Рана оказалась серьезной. Пуля попала в левую руку, Застряла в лучевой кости. Необходимо немедленное вмешательство хирурга. Однако Гай возразил:

— Я потерплю. Завтра увидим… Можно будет позвать нашего студента Дениса. Он сделает операцию.

Когда Гая перевязали, он в нескольких словах рассказал, что произошло.

— А Ярослав? Ему удалось бежать? — спросил Сокол.

— Не знаю… Меня спас сынок Мартынчука.

— При малейшей возможности мальчик, конечно, успел предупредить и Ярослава, — тихо сказал Сокол. — Гнат Мартынчук должен прийти сюда в десять утра — тогда узнаем.

— Я постелю пану Гаю здесь, на кушетке, — посмотрела на Сокола жена.

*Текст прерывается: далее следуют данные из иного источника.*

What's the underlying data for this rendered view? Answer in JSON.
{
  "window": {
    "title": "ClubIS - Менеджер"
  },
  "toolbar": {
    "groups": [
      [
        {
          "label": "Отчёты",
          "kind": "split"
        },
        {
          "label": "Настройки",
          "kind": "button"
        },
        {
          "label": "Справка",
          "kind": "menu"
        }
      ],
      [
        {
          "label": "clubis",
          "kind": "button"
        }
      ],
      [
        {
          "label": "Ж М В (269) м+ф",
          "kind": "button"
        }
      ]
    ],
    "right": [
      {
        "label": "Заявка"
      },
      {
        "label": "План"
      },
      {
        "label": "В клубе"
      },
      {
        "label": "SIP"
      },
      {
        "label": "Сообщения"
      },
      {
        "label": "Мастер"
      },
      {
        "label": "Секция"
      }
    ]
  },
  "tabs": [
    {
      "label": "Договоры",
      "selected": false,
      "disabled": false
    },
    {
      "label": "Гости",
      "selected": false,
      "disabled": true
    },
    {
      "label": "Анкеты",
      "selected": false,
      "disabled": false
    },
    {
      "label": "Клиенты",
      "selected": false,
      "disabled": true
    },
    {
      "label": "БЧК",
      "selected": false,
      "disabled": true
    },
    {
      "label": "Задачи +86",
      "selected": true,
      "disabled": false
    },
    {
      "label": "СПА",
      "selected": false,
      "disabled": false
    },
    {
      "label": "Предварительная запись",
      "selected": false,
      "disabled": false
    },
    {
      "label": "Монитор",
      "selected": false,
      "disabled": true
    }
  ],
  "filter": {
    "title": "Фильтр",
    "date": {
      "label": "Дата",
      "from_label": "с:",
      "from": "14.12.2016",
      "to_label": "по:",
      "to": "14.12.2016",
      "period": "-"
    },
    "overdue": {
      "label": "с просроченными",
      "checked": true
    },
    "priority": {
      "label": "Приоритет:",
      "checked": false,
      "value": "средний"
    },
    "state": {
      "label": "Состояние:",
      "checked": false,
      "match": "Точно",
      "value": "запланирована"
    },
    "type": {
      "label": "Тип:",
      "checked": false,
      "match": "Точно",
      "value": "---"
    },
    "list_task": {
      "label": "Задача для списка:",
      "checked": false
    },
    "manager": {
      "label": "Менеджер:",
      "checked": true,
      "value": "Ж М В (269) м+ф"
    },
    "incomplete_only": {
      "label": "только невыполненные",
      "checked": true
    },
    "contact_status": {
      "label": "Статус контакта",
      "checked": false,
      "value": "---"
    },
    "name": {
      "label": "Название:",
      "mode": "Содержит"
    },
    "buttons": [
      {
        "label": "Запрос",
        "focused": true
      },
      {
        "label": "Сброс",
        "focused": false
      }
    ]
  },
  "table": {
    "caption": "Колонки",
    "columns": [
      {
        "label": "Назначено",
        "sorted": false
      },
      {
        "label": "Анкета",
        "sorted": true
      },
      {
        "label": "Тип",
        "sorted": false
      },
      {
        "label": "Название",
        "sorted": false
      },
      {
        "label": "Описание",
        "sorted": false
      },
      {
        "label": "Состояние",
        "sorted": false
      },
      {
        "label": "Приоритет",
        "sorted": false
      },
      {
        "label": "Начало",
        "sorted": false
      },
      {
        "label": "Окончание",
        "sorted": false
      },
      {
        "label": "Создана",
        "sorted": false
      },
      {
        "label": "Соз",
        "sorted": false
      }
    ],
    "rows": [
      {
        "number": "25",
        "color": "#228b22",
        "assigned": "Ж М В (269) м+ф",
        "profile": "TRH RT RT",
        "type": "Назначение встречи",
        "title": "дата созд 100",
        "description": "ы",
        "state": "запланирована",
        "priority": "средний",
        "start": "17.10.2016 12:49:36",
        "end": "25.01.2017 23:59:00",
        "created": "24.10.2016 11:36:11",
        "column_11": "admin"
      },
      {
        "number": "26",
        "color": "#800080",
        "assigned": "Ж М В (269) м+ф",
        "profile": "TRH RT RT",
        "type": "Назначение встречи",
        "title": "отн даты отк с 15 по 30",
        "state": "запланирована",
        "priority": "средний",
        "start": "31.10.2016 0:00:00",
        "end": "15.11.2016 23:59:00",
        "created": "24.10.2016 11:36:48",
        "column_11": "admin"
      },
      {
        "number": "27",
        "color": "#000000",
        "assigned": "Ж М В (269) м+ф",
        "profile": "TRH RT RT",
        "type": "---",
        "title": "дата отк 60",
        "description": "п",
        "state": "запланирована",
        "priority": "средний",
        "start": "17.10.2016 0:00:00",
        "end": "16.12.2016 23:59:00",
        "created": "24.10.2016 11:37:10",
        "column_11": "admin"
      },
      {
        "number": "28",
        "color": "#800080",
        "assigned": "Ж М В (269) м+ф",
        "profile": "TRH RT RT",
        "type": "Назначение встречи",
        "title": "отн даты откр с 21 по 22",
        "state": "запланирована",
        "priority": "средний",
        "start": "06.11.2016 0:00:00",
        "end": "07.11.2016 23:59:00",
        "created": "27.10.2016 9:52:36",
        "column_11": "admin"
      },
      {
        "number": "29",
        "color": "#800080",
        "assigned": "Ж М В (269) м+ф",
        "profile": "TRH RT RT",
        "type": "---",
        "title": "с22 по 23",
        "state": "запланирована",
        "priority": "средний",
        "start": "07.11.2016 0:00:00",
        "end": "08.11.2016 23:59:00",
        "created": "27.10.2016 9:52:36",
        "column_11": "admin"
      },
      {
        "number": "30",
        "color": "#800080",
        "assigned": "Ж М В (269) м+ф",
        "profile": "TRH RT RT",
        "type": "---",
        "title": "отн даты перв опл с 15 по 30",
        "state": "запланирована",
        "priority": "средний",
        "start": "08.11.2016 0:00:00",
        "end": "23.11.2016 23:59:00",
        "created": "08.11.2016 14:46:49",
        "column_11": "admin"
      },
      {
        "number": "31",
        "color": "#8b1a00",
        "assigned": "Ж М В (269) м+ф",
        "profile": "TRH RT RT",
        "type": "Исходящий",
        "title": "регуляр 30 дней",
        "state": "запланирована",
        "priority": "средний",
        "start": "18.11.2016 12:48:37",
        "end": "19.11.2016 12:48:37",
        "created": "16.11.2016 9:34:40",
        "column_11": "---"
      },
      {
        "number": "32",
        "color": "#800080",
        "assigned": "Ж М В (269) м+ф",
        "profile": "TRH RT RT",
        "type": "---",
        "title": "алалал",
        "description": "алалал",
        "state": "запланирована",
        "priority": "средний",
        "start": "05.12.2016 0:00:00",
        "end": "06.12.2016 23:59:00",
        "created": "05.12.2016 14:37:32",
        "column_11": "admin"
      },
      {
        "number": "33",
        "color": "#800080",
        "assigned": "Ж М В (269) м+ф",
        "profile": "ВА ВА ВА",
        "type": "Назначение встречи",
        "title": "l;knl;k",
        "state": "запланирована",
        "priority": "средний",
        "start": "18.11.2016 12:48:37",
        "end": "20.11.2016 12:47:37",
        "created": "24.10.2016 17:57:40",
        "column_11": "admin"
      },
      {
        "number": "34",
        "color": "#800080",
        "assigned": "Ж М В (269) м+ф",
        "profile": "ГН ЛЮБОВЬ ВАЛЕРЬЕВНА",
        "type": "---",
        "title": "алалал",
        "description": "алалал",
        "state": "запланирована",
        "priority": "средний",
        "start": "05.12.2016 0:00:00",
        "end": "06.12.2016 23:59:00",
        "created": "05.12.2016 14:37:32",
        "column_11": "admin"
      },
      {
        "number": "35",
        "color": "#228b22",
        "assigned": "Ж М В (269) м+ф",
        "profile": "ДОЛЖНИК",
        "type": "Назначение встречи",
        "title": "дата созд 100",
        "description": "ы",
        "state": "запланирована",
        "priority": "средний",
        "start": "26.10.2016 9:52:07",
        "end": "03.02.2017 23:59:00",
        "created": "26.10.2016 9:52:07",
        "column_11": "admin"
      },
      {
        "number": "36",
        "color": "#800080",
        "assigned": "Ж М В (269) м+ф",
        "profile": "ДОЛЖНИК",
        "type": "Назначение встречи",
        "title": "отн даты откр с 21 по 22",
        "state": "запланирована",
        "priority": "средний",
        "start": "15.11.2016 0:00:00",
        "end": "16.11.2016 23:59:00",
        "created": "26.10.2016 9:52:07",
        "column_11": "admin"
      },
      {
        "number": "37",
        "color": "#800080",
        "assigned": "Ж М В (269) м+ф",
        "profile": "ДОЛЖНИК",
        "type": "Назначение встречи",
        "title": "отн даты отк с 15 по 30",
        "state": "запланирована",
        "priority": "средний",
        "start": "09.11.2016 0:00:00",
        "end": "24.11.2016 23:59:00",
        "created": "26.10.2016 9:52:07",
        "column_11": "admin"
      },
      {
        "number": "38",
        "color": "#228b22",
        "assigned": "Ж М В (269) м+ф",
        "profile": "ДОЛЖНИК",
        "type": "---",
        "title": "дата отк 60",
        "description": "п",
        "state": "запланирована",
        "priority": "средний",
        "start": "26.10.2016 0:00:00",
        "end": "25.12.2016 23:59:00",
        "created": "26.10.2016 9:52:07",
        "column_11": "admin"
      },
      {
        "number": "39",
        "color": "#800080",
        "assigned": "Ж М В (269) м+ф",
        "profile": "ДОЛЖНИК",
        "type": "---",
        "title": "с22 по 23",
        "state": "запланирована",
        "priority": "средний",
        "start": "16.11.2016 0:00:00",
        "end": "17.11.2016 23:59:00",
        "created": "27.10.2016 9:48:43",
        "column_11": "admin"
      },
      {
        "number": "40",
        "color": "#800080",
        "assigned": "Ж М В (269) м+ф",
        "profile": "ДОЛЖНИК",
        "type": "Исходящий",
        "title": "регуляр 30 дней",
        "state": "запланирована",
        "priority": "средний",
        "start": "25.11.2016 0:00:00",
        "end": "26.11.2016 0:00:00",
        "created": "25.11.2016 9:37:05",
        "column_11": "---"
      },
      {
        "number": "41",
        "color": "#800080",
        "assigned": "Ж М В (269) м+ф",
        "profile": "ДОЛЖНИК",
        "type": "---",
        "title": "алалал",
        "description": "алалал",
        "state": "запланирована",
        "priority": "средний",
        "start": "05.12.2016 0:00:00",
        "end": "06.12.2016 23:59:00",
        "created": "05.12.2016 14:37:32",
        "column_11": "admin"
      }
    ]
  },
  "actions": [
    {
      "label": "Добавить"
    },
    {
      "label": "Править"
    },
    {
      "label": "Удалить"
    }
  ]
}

— Да, Оля. В мою комнату дети без разрешения не входят, и Кузьму никто не побеспокоит.

В квартире Сокола было четыре комнаты и кухня. Рабочая комната журналиста — самая большая и светлая, с балконом. Детей она очень привлекала. Иногда они приходили сюда послушать сказки, которые отец сочинял для них, полюбоваться замечательными иллюстрациями книг. Когда же отец работал, в комнате мог присутствовать только кот с огромными зелеными глазами. Сокол нашел его на улице в осенний дождливый день и принес домой.

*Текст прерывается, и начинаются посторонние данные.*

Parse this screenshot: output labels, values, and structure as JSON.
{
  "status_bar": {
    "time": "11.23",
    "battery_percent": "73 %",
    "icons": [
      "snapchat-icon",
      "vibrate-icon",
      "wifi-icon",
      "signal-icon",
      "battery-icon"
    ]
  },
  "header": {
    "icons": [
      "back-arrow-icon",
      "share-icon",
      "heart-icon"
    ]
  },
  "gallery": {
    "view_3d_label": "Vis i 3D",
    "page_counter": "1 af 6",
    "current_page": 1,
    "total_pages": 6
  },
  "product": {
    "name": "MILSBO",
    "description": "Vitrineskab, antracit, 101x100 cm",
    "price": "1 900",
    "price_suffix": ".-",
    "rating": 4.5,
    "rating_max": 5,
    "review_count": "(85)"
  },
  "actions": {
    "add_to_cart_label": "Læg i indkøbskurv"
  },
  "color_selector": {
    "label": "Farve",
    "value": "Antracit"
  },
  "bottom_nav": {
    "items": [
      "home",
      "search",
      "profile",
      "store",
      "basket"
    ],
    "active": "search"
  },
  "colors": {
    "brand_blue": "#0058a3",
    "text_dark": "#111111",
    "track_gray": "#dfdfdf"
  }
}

Кота дети немного побаивались. Особенно пугал он самую младшую из детей Сокола — Маричку. Иногда, если отец уходил из дома, она украдкой подбиралась к шкафам, наполненным книгами, пробовала разбирать буквы. Но гораздо большее удовольствие приносило рассматривание картинок в книгах. В таких случаях «хранитель» комнаты отца — кот начинал сердито мурлыкать, а девочка что есть мочи бросалась в столовую, испуганно забиралась с ногами на диван и сидела в уголке тихо-тихо, боясь даже взглянуть на дверь, за которой остался кот. Случалось, что и отец, возвратившись домой, заставал Маричку на диване. Тогда девочка бросалась навстречу ему и просила: «Татку, подари кота пану Михайлыку — у него в хате есть мыши, а у нас мышей нет». Догадываясь, что произошло, отец усаживал дочку к себе на плечи и смеясь спрашивал: «Доню, ты опять заходила в мою комнату?»

…Гнат Мартынчук пришел утром раньше, чем его ждал Сокол. Еще в коридоре взволнованно сообщил:

— Ярослава Калиновского арестовали, а Гай…

— Он здесь, — успокоил каменщика Сокол и провел в свою комнату.

— Ранены? — крикнул Мартынчук, увидев забинтованную руку Гая.

— Что с Ярославом? — вместо ответа, спросил Гай.

— Арестовали.

— Вы сами видели?

— Нет, мне рассказали. Я из дома ушел.

— Сплоховал Ромка… А я надеялся… — вздохнул Сокол.

— Зозуляк запер его в мастерской. Мальчонка с трудом выбрался, но опоздал.

Гай, превозмогая боль, сел в кресло.

— Друже Гнат, надо немедленно найти Дениса. У Кузьмы пуля застряла в руке.

— Погоди, Гнат, — удержал его раненый, — прежде подумаем, где бы мне укрыться. Здесь останавливаться нельзя…

— Да господь с вами! Я вас никуда не пущу!

— Иване, дорогой мой, — мягко прервал журналиста Гай. — Я не имею права ставить вас под удар. К тому же… К вам люди приходят, дети. Мое пребывание здесь трудно сохранить в тайне.

— Я никого принимать не буду! А о детях не беспокойтесь.

— Нет, друже, доверьтесь моему опыту. Ваша квартира для меня не подходит. Если не будете возражать, я на некоторое время поселюсь в вашем недостроенном домике. Никому и в голову не придет, что кто-то там скрывается. Идет?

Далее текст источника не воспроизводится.